Sim, ela faz falta. Com suas manias, suas histórias, seus
exageros, suas verdades inventadas, ela faz falta. O que mais me chamou a
atenção quando de sua partida foi a quantidade de pessoas com quem eu me
encontrava na rua que, falando dela, diziam: ‘ela me ajudou muito’. E desatavam
num choro sentido.
Tinha muitas amigas, todas leais. Dona Cida as ajudava
quando podia, e quando não podia também. Quando a família desconfiava que ela
exagerava nos ajudatórios, ela tratava de inventar uma história tão triste a
respeito da situação do ajudado, que ninguém podia falar nada. Ser cristão é
ajudar a quem precisa, não é? Então, pronto. Vai reclamar com Nosso Senhor, que
a ordem quem deu foi ele.
Na ceia de Natal, convidava gente que nem todos da família
conheciam. O que perdeu a mãe havia pouco tempo. O sem emprego. O moço que se
livrou das drogas e que agora estava na igreja. A que o povo dizia que tinha
roubado a bolsa da comadre. A mãe da irmã do pai da inquilina nova da vizinha. O
moço que acabara de sair da cadeia, onde cumprira pena por homicídio. Um
coração como não se vê mais hoje em dia. O povo estranhava.
Nos últimos tempos, e durante muito tempo, era crente.
Evangélica, de duas ou três igrejas. Mas conhecia as rezas. As coisas do
metafísico. Sabia o que tinha do outro lado.

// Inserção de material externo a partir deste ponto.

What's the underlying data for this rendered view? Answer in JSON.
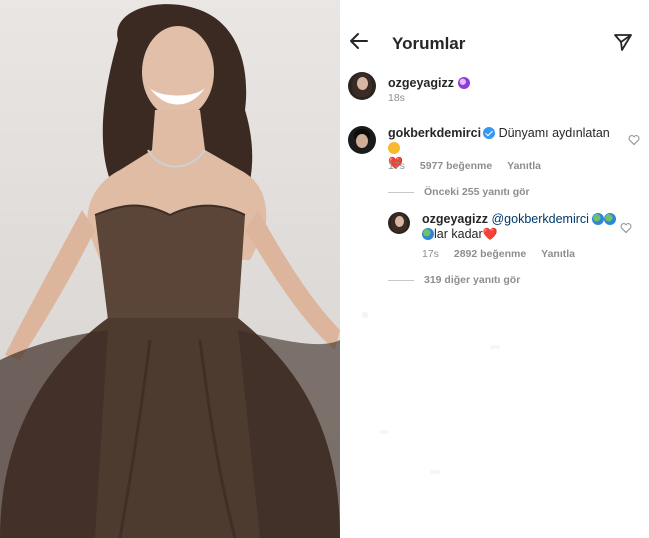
{
  "header": {
    "title": "Yorumlar",
    "back_icon": "arrow-left-icon",
    "send_icon": "paper-plane-icon"
  },
  "caption": {
    "username": "ozgeyagizz",
    "emoji": "crystal-ball",
    "time": "18s"
  },
  "comment": {
    "username": "gokberkdemirci",
    "verified": true,
    "text": "Dünyamı aydınlatan",
    "emoji_after_text": "smiling-face-with-heart-eyes",
    "heart": "❤️",
    "time": "17s",
    "likes": "5977 beğenme",
    "reply": "Yanıtla"
  },
  "view_previous": "Önceki 255 yanıtı gör",
  "reply": {
    "username": "ozgeyagizz",
    "mention": "@gokberkdemirci",
    "text_end": "lar kadar",
    "heart": "❤️",
    "time": "17s",
    "likes": "2892 beğenme",
    "reply": "Yanıtla"
  },
  "view_more": "319 diğer yanıtı gör",
  "colors": {
    "text": "#262626",
    "muted": "#8e8e8e",
    "mention": "#00376b",
    "verified": "#3897f0",
    "heart_red": "#e0245e"
  }
}
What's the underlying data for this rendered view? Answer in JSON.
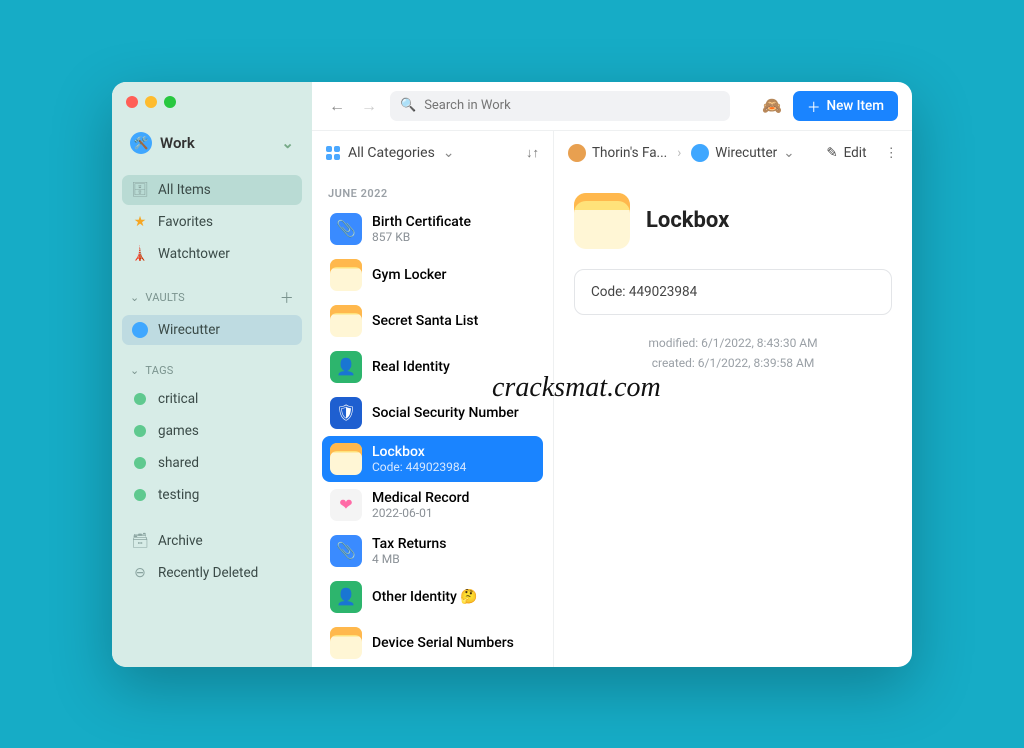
{
  "sidebar": {
    "vault_name": "Work",
    "nav": [
      {
        "label": "All Items"
      },
      {
        "label": "Favorites"
      },
      {
        "label": "Watchtower"
      }
    ],
    "vaults_header": "VAULTS",
    "vaults": [
      {
        "label": "Wirecutter"
      }
    ],
    "tags_header": "TAGS",
    "tags": [
      {
        "label": "critical"
      },
      {
        "label": "games"
      },
      {
        "label": "shared"
      },
      {
        "label": "testing"
      }
    ],
    "archive": "Archive",
    "deleted": "Recently Deleted"
  },
  "toolbar": {
    "search_placeholder": "Search in Work",
    "new_item": "New Item"
  },
  "list": {
    "filter_label": "All Categories",
    "group": "JUNE 2022",
    "items": [
      {
        "title": "Birth Certificate",
        "sub": "857 KB",
        "icon": "blue"
      },
      {
        "title": "Gym Locker",
        "sub": "",
        "icon": "note"
      },
      {
        "title": "Secret Santa List",
        "sub": "",
        "icon": "note"
      },
      {
        "title": "Real Identity",
        "sub": "",
        "icon": "id"
      },
      {
        "title": "Social Security Number",
        "sub": "",
        "icon": "shield"
      },
      {
        "title": "Lockbox",
        "sub": "Code: 449023984",
        "icon": "note"
      },
      {
        "title": "Medical Record",
        "sub": "2022-06-01",
        "icon": "med"
      },
      {
        "title": "Tax Returns",
        "sub": "4 MB",
        "icon": "blue"
      },
      {
        "title": "Other Identity 🤔",
        "sub": "",
        "icon": "id"
      },
      {
        "title": "Device Serial Numbers",
        "sub": "",
        "icon": "note"
      }
    ]
  },
  "detail": {
    "family": "Thorin's Fa...",
    "vault": "Wirecutter",
    "edit": "Edit",
    "title": "Lockbox",
    "field": "Code: 449023984",
    "modified": "modified: 6/1/2022, 8:43:30 AM",
    "created": "created: 6/1/2022, 8:39:58 AM"
  },
  "watermark": "cracksmat.com"
}
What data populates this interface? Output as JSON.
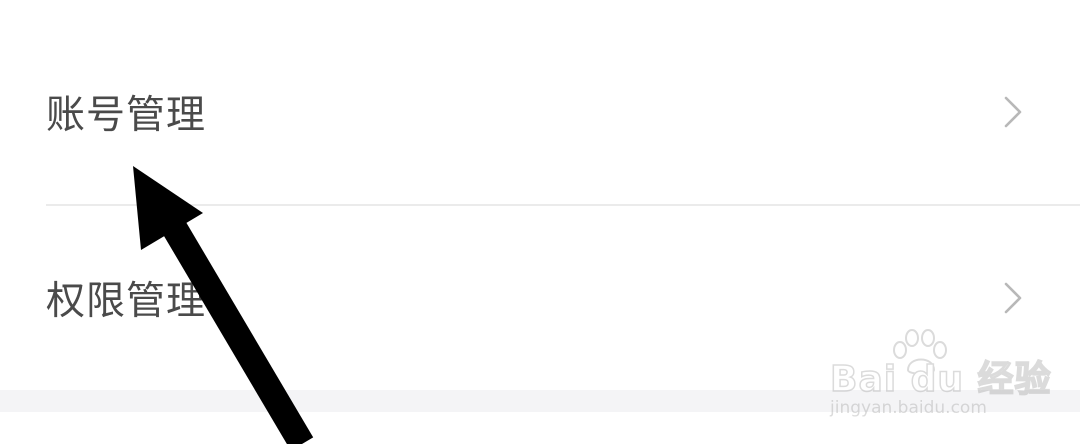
{
  "menu": {
    "items": [
      {
        "label": "账号管理",
        "icon": "chevron-right-icon"
      },
      {
        "label": "权限管理",
        "icon": "chevron-right-icon"
      }
    ]
  },
  "watermark": {
    "brand": "Bai du 经验",
    "domain": "jingyan.baidu.com"
  },
  "colors": {
    "label": "#4a4a4a",
    "chevron": "#b8b8b8",
    "divider": "#ebebeb",
    "section_gap": "#f4f4f6",
    "arrow": "#000000"
  }
}
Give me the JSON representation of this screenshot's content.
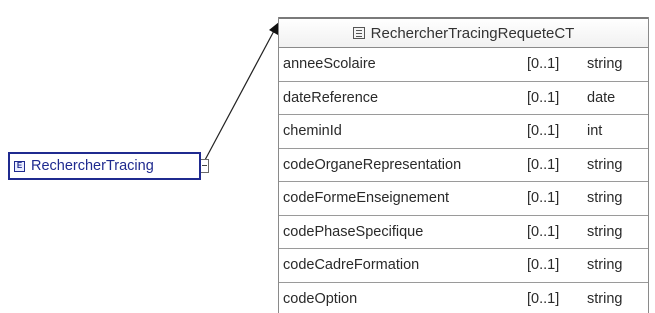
{
  "element": {
    "label": "RechercherTracing",
    "icon": "element-icon"
  },
  "type": {
    "title": "RechercherTracingRequeteCT",
    "icon": "complex-type-icon",
    "fields": [
      {
        "name": "anneeScolaire",
        "cardinality": "[0..1]",
        "type": "string"
      },
      {
        "name": "dateReference",
        "cardinality": "[0..1]",
        "type": "date"
      },
      {
        "name": "cheminId",
        "cardinality": "[0..1]",
        "type": "int"
      },
      {
        "name": "codeOrganeRepresentation",
        "cardinality": "[0..1]",
        "type": "string"
      },
      {
        "name": "codeFormeEnseignement",
        "cardinality": "[0..1]",
        "type": "string"
      },
      {
        "name": "codePhaseSpecifique",
        "cardinality": "[0..1]",
        "type": "string"
      },
      {
        "name": "codeCadreFormation",
        "cardinality": "[0..1]",
        "type": "string"
      },
      {
        "name": "codeOption",
        "cardinality": "[0..1]",
        "type": "string"
      }
    ]
  },
  "colors": {
    "element_border": "#1f2a8f",
    "table_border": "#8a8a8a"
  }
}
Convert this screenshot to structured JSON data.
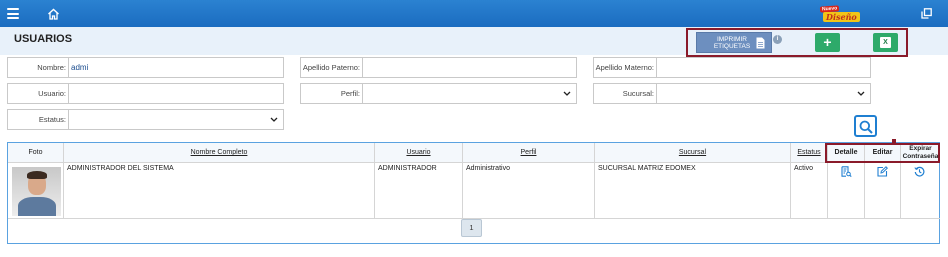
{
  "topbar": {
    "menu_icon": "hamburger-icon",
    "home_icon": "home-icon",
    "logo": {
      "top": "Nuevo",
      "bottom": "Diseño"
    },
    "window_icon": "restore-window-icon",
    "color": "#1f75c9"
  },
  "page": {
    "title": "USUARIOS"
  },
  "actions": {
    "print_label": "IMPRIMIR ETIQUETAS",
    "print_icon": "document-icon",
    "info_icon": "info-icon",
    "info_text": "i",
    "add_label": "+",
    "excel_label": "X",
    "excel_icon": "excel-icon",
    "accent": "#2eaa6a"
  },
  "filters": {
    "nombre": {
      "label": "Nombre:",
      "value": "admi"
    },
    "apellido_paterno": {
      "label": "Apellido Paterno:",
      "value": ""
    },
    "apellido_materno": {
      "label": "Apellido Materno:",
      "value": ""
    },
    "usuario": {
      "label": "Usuario:",
      "value": ""
    },
    "perfil": {
      "label": "Perfil:",
      "value": ""
    },
    "sucursal": {
      "label": "Sucursal:",
      "value": ""
    },
    "estatus": {
      "label": "Estatus:",
      "value": ""
    }
  },
  "search": {
    "icon": "search-icon"
  },
  "table": {
    "headers": {
      "foto": "Foto",
      "nombre": "Nombre Completo",
      "usuario": "Usuario",
      "perfil": "Perfil",
      "sucursal": "Sucursal",
      "estatus": "Estatus",
      "detalle": "Detalle",
      "editar": "Editar",
      "expirar": "Expirar Contraseña"
    },
    "rows": [
      {
        "nombre": "ADMINISTRADOR DEL SISTEMA",
        "usuario": "ADMINISTRADOR",
        "perfil": "Administrativo",
        "sucursal": "SUCURSAL MATRIZ EDOMEX",
        "estatus": "Activo",
        "detalle_icon": "detail-icon",
        "editar_icon": "edit-icon",
        "expirar_icon": "history-icon"
      }
    ]
  },
  "pagination": {
    "current": "1"
  }
}
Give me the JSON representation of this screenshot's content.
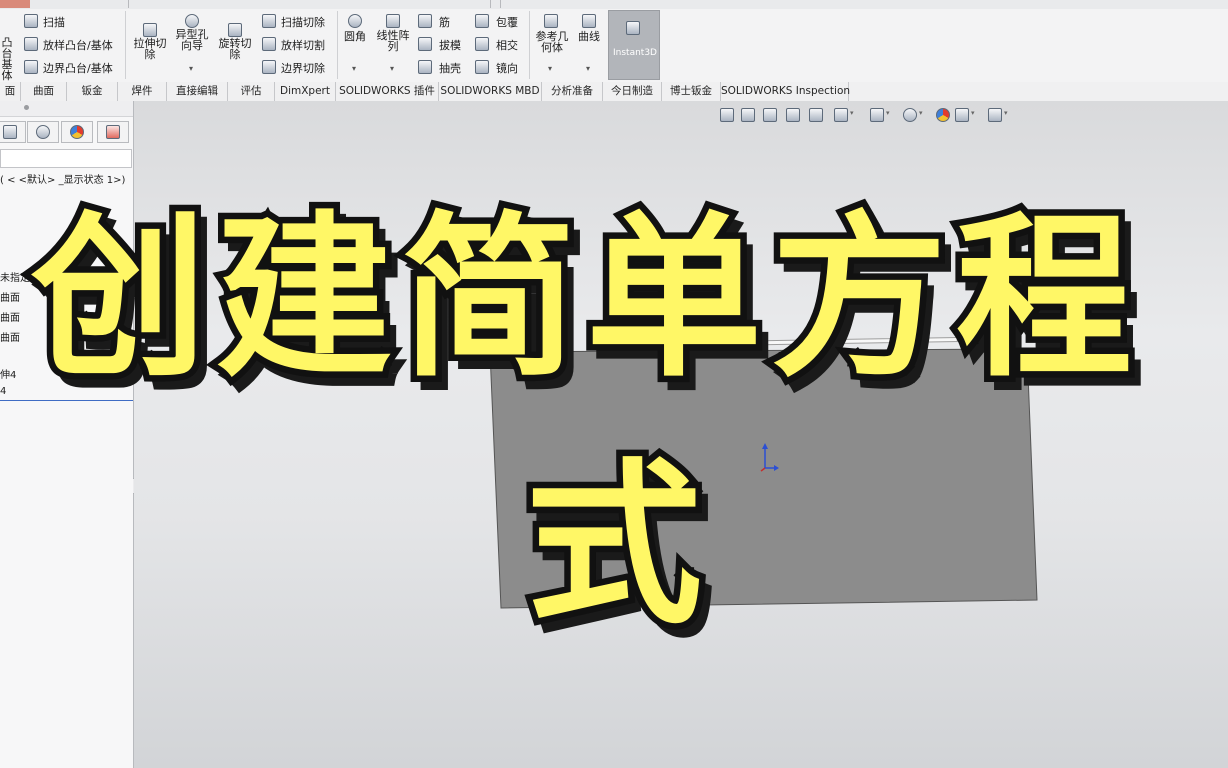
{
  "ribbon": {
    "items_small_col1": [
      "扫描",
      "放样凸台/基体",
      "边界凸台/基体"
    ],
    "partial_left": [
      "凸台",
      "基体"
    ],
    "big_extrude_cut": "拉伸切除",
    "big_hole_wizard": "异型孔向导",
    "big_revolve_cut": "旋转切除",
    "items_small_col2": [
      "扫描切除",
      "放样切割",
      "边界切除"
    ],
    "big_fillet": "圆角",
    "big_linear_pattern": "线性阵列",
    "items_small_col3": [
      "筋",
      "拔模",
      "抽壳"
    ],
    "items_small_col4": [
      "包覆",
      "相交",
      "镜向"
    ],
    "big_ref_geometry": "参考几何体",
    "big_curves": "曲线",
    "instant3d": "Instant3D"
  },
  "tabs": [
    "面",
    "曲面",
    "钣金",
    "焊件",
    "直接编辑",
    "评估",
    "DimXpert",
    "SOLIDWORKS 插件",
    "SOLIDWORKS MBD",
    "分析准备",
    "今日制造",
    "博士钣金",
    "SOLIDWORKS Inspection"
  ],
  "tree": {
    "config": "( < <默认> _显示状态 1>)",
    "items": [
      "未指定",
      "曲面",
      "曲面",
      "曲面",
      "伸4",
      "4"
    ]
  },
  "overlay": {
    "line1": "创建简单方程",
    "line2": "式"
  },
  "colors": {
    "title_fill": "#fff766",
    "title_outline": "#111111",
    "part_face": "#8c8c8c",
    "instant3d_active": "#b2b5ba"
  }
}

E era feio. Por isso sua vida era
uma louvação atrás da outra. De joelhos, orava e pedia perdão. Iletrada, pedia
aos outros que lessem para ela as revelações contidas na Bíblia. Queria ensinar
os outros como era bom seguir ao Jesus que ela cria. Os netos lhe ofereciam
beijos na chegada e na partida de casa. No meio disso, era o alheamento.
E quer saber mais? Ajudava os velhinhos do asilo. Toda
semana. Durante muito tempo. Depois parou. Canseira.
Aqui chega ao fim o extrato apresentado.